Two protocols now define how AI agents interact with the world. MCP — the Model Context Protocol — handles how agents talk to tools and data sources. Google’s A2A — Agent-to-Agent protocol — handles how agents talk to each other. Both reached critical mass in March 2026. Together they form a complete stack. And your database is the foundation both protocols ultimately depend on.
If you’re running any kind of data infrastructure, understanding this two-layer architecture isn’t optional anymore. It determines how your data gets consumed by the next generation of applications.
The Protocol Split: Tools vs. Peers
The distinction between MCP and A2A maps to a fundamental difference in how agents interact with external systems.
MCP is for agent-to-tool communication. When an agent needs to query a database, call a REST API, read a file, or invoke any passive capability, it uses MCP. The tool doesn’t have its own reasoning — it exposes a function, the agent calls it, and it returns a result. MCP standardized this interaction pattern with a schema for tool discovery, typed inputs/outputs, and safety annotations.
The numbers speak for themselves: MCP crossed 97 million monthly SDK downloads in February 2026. Every major AI provider — Anthropic, OpenAI, Google, Microsoft, Amazon — now supports it. It moved from Anthropic’s internal experiment to an industry standard governed by the Agentic AI Foundation under the Linux Foundation.
A2A is for agent-to-agent communication. When an agent needs to delegate a task to another agent that has its own reasoning, planning, and autonomy, it uses A2A. The key difference is that the peer agent is opaque — you don’t call a function, you describe what you need and let the other agent figure out how to accomplish it.
Google launched A2A in April 2025 with over 50 partners. By March 2026, the enterprise adoption list reads like a who’s who: Adobe is using A2A to make its distributed agents interoperable with Google Cloud’s ecosystem. S&P Global Market Intelligence adopted it for inter-agent communication across its data services. Microsoft added A2A support in Azure AI Foundry and Copilot Studio. SAP wired it into Joule, its AI assistant.

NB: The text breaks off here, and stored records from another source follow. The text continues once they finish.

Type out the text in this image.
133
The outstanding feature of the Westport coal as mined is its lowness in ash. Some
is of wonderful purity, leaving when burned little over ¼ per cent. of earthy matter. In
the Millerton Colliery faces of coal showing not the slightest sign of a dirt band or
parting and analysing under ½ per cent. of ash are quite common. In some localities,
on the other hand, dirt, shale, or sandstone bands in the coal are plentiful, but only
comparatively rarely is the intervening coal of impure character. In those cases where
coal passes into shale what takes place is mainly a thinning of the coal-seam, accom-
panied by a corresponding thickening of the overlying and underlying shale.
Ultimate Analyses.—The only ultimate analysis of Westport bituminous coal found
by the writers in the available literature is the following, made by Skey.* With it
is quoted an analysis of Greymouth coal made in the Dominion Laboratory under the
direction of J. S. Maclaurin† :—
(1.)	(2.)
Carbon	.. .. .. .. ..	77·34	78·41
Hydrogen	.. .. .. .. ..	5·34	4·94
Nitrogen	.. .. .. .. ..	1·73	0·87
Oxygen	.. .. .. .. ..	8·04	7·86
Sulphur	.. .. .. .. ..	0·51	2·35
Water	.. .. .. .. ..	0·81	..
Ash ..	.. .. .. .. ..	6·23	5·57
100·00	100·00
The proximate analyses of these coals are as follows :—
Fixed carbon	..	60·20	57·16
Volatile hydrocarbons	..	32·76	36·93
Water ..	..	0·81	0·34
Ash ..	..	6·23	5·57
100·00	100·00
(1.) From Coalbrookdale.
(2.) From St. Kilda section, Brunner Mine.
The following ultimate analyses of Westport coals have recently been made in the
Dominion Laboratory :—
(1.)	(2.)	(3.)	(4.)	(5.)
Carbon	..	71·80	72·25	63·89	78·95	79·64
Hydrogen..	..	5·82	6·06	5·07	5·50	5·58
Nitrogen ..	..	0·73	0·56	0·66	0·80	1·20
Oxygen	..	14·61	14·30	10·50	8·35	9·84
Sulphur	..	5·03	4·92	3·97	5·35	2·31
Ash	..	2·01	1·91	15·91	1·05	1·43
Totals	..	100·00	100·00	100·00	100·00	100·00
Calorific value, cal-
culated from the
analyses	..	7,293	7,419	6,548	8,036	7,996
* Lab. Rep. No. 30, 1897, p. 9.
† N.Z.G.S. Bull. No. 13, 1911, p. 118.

Here’s how the two protocols layer:
┌─────────────────────────────────────────────┐
│ Agent-to-Agent (A2A) │
│ "Find me the top 10 customers by LTV │
│ and draft a retention campaign" │
├─────────────────────────────────────────────┤
│ Agent A │ Agent B │
│ (Orchestrator) │ (Marketing) │
│ │ │ │ │
│ ▼ │ ▼ │
│ ┌─────────┐ │ ┌─────────┐ │
│ │ MCP │ │ │ MCP │ │
│ │ Tools │ │ │ Tools │ │
│ └────┬────┘ │ └────┬────┘ │
│ ▼ │ ▼ │
│ Database API │ Email Service │
│ (Faucet) │ (SendGrid) │
└─────────────────────────────────────────────┘Agent A uses MCP to query your database for customer data. It delegates the campaign task to Agent B via A2A. Agent B uses MCP to call the email service. Neither agent needs to know the other’s implementation. Both need structured, typed access to the services underneath.
Why This Matters for Database Teams
If you maintain databases that get consumed by applications — which is most databases — this two-protocol world changes your exposure surface in three concrete ways.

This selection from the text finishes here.